How to spend your summer efficiently
Summer time is here again, and one more time classes are on standby until the fall. From a logistical point of view, it all makes sense: July and August are major holiday months and in a country where the average worker has 30 working days off, there are many who take entire months off during the summer. It’s not unusual, for example, for an office to be at 50% staff in July and August. If half the employees are gone, that means half the students are gone so… Why bother with classes?
The second justification is that this system simply follows the school year system already set in place, not only in Spain but in the majority of the western world. School starts in September, break in December/January and ends in June. If it works for the national education system of countries in the western world, why wouldn´t it work in the training world of business?
The answer is simple: this schedule came from our background as farmers – school let out when parents needed extra hands on the farm.
- We are no longer farmers; we no longer need to adjust our children’s timetables to the harvest.
- We, as adults, no longer work in the field. We no longer have to adjust our timetable to the harvest either.
In his book, Outliers, Malcolm Gladwell (http://www.gladwell.com/outliers/) talks about this antiquated idea and the serious and damaging consequences of following a system that no longer makes sense. He researches which students do better and which worse throughout the school year. Not surprisingly, he finds that students of rich parents do better than those of poor parents.What is surprising though, is that the difference is directly related to the amount of time students spend studying and learning – not to the size of their parents bank accounts.
The average student studies from September until June. Students from well off families, however, spend the summer months doing some sort of educational activity and that is what makes the real difference in the end.
Looking at the end of year test scores of our students, then again at their start of year test scores, it´s obvious that there´s real truth in what Gladwell says.

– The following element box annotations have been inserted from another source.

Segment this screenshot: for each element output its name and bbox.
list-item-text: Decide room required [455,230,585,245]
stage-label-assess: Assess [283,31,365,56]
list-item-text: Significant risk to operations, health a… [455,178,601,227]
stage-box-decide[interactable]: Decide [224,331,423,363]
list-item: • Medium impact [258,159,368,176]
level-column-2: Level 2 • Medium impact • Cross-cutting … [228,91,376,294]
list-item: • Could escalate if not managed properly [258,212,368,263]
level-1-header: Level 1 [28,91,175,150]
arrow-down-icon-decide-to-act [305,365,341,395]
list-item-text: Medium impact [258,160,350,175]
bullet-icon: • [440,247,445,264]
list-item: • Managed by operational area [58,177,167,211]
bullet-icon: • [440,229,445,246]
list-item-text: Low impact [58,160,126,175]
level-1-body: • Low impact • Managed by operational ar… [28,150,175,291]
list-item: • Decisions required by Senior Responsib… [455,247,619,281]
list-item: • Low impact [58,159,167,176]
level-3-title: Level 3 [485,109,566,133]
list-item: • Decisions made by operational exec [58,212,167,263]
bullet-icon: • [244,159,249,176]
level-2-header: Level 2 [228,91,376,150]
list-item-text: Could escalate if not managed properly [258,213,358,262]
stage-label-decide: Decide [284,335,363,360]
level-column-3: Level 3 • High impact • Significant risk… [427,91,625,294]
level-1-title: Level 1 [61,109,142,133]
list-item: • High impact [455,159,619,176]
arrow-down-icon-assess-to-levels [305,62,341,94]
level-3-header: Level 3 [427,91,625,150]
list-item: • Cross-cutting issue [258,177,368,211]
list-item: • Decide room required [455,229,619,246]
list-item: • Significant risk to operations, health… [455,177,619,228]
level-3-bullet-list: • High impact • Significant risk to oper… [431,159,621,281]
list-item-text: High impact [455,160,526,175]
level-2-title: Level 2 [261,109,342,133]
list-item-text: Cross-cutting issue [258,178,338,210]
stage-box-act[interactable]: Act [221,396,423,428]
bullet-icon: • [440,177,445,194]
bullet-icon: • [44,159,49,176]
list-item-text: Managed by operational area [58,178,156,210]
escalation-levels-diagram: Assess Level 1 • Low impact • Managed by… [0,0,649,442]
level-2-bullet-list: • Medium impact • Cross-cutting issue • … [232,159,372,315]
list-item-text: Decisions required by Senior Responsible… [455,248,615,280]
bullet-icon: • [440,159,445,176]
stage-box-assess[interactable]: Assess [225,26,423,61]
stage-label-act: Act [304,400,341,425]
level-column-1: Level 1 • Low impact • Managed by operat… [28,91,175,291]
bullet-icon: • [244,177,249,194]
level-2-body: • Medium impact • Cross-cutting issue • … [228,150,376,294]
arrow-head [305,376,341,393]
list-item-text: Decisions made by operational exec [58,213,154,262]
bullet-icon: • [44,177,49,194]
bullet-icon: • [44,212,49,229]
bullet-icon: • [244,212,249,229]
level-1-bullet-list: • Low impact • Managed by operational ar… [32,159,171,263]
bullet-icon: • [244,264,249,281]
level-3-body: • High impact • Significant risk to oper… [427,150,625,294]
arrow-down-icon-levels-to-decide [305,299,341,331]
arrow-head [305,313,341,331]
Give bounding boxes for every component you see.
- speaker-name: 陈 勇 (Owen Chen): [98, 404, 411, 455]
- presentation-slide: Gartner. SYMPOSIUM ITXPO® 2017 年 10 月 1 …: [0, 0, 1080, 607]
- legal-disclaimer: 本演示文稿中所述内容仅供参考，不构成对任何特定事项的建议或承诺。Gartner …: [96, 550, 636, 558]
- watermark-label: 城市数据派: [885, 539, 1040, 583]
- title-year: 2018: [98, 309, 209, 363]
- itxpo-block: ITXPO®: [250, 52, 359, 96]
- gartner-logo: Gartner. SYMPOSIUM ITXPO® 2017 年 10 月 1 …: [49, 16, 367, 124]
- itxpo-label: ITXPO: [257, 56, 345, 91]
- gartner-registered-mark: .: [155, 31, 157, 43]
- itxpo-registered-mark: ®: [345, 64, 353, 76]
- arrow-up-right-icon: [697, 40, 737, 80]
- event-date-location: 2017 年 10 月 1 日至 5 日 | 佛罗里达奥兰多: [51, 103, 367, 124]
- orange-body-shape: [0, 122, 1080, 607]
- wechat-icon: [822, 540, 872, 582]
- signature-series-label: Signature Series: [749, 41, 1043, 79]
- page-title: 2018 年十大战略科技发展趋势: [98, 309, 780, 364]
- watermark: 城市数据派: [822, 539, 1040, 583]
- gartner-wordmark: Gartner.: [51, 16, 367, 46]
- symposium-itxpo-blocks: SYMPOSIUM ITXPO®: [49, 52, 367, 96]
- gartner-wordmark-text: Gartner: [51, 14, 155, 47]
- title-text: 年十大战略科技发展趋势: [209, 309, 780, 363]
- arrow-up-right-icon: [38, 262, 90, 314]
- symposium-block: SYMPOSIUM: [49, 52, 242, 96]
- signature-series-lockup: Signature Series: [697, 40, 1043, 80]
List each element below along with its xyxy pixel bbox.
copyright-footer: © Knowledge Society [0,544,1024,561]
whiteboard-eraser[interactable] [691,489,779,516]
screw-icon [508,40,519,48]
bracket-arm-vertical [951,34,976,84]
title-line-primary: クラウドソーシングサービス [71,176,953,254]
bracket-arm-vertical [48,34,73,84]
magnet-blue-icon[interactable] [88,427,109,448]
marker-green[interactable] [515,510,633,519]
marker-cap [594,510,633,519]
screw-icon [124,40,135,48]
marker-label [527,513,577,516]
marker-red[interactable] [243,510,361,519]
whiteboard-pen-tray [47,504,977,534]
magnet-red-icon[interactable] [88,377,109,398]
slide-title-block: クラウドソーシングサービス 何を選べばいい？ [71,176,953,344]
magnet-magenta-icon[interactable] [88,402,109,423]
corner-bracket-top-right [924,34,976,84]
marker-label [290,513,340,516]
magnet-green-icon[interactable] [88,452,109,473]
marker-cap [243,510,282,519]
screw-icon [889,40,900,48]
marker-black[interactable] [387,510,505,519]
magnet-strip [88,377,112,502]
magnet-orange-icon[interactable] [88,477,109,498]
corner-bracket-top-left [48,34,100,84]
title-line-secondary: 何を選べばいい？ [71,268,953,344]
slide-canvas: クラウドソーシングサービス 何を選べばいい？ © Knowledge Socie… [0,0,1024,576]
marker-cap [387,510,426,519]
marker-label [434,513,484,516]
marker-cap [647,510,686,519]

That is to say, many studentswill start the year with lower levels then when they ended the year. With a 2 to 3 month gap at summer, in addition to a 1 month gap in winter and all the holidays Spain celebrates in throughout the year, sometimes I´m surprised that students progress at all.
There is progress though – thanks to our system the majority of our students progress. However, how much they progress from the start of year to the end year is always larger than how much they progress year by year.
It’s understandable that at the elementary, high school and university levels there is little we can do to change the system, however on an adult and business level we alonecontrol the situation and it’s up us to change it.